The survival and developmental rates of IVF embryos did not improve when the 2-cell embryos were vitrified at an early stage compared the later stage. Such finding might be due to the IVF 2-cell embryos having already spent a longer period in the incubator (more than one day). Even if the culture period was reduced for several hours, it would no longer be effective. Thus, the period of in vitro culture had a negative impact on the survival rates of 2-cell embryos after warming. The culture medium was developed to enable embryo development in vitro and does not consider embryo vitrification tolerance. In the future, it will be necessary to develop an optimal culture medium for embryo culture as well as tolerance to vitrification.

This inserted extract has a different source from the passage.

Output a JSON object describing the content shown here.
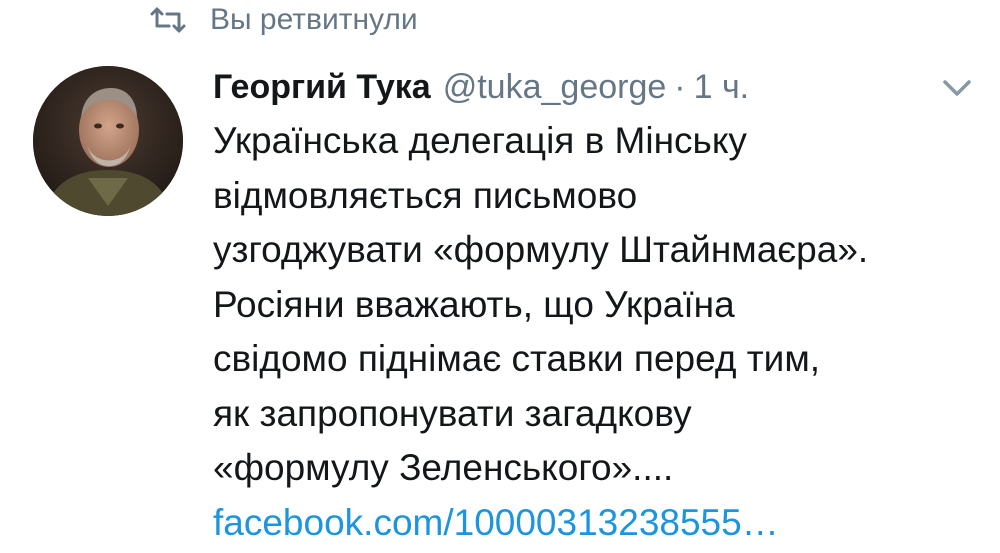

When embryo culture experiments are performed on the ISS, the astronauts will be asked to perform the difficult operations of warming, washing, and culturing of the vitrified embryos. Therefore, sending the highest quality embryos is important to ensure the success of the experiments. In the current study, we found that the most appropriate embryos for use in the ISS experiments were late 2-cell embryos that had been vitrified without long culture. We believe that this method will enable the relationship between embryo development/cell differentiation and gravity to be clarified by astronauts on the ISS.

Conflict of interests

The authors declare no conflict of interests.